PER2 acted as a co-suppressor of p300 in microglial cells. (A) BV2 cells were transfected with FLAG-PER2 expression plasmid or its control vector, and then the whole cell lysate were immunorepcipitated with anti-FLAG antibody followed by blotting with anti-p300 antibody to detect the potential interaction of PER2 and p300. (B) Design of the truncated PER2 mutants. (C) BV2 cells were transfected with WT-PER2 or the truncated PER2 mutants, and then the whole cell lysate were immunorepcipitated with anti-FLAG antibody followed by blotting with anti-p300 antibody to detect p300 binding domain within PER2. (D) BV2 cells were transfected with PER2 siRNA or its control siRNA, followed by reconstitution with WT-PER2 or the truncated PER2 mutants.
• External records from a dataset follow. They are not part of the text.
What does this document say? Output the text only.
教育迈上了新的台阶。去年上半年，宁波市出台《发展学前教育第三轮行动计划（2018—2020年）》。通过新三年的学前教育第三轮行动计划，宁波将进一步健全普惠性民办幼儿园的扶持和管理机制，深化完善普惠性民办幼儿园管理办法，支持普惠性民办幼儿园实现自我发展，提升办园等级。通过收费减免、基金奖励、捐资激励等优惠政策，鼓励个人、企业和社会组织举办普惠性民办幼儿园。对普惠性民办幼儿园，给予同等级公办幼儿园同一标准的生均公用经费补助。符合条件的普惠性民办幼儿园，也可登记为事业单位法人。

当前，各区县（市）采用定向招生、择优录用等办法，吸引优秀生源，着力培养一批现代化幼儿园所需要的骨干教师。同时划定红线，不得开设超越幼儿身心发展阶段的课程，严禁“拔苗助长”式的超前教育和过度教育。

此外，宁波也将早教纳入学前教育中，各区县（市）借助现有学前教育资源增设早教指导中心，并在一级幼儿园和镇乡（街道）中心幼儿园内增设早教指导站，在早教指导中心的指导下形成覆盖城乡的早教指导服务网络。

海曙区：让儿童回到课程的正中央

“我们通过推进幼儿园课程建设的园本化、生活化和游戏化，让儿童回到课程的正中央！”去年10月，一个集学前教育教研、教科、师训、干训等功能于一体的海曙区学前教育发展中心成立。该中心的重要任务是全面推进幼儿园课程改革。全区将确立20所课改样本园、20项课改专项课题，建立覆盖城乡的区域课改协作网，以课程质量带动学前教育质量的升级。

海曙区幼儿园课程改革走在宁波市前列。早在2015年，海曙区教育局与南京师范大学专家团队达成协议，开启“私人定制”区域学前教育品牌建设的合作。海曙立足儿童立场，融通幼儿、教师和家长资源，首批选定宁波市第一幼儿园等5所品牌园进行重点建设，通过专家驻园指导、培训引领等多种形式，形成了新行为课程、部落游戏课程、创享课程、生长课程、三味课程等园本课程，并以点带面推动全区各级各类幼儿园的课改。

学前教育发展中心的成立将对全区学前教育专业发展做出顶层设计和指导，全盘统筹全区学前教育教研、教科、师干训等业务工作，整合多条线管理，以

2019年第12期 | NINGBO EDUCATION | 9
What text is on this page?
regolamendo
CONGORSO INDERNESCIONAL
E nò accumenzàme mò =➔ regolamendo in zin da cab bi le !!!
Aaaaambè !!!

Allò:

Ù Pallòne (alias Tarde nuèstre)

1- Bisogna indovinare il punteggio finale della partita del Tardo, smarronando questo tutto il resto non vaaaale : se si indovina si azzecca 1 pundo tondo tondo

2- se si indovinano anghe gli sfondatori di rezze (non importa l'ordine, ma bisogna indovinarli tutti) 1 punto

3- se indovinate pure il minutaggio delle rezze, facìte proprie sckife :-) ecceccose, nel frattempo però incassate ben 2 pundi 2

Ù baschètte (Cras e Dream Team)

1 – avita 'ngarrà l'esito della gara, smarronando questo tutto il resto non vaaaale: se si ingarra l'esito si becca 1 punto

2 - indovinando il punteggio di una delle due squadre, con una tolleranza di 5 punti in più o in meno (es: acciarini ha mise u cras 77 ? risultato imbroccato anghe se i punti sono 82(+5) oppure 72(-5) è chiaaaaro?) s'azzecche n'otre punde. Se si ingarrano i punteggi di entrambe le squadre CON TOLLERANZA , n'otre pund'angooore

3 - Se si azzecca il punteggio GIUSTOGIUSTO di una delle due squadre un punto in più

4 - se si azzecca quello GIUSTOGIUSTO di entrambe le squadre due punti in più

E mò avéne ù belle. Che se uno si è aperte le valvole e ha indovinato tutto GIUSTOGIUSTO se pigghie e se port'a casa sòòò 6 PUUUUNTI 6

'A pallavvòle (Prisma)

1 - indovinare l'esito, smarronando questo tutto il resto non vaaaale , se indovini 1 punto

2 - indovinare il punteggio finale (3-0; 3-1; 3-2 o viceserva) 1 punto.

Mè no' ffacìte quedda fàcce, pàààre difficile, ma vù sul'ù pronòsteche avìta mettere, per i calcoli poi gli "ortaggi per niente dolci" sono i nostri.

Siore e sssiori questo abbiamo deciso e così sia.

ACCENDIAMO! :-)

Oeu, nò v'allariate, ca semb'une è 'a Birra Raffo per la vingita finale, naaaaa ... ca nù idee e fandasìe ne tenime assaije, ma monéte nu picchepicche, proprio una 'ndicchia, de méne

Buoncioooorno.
Then the expression levels of p300 were detected at 36 h later.

Fig. 6

Schematic presentation of working model in this study. PER2 constitutively interacted with p300 and inhibit p300 expressions in the cortical microglia under steady state. Sleep deprivation induced PER2 downregulation and interruption of PER2/p300 interaction. Then the increased expression of p300 triggered HMGB1 acetylation and secretion, leading to the elevation of HMGB1 in the cortex and CSF and the resultant neuroinflammation.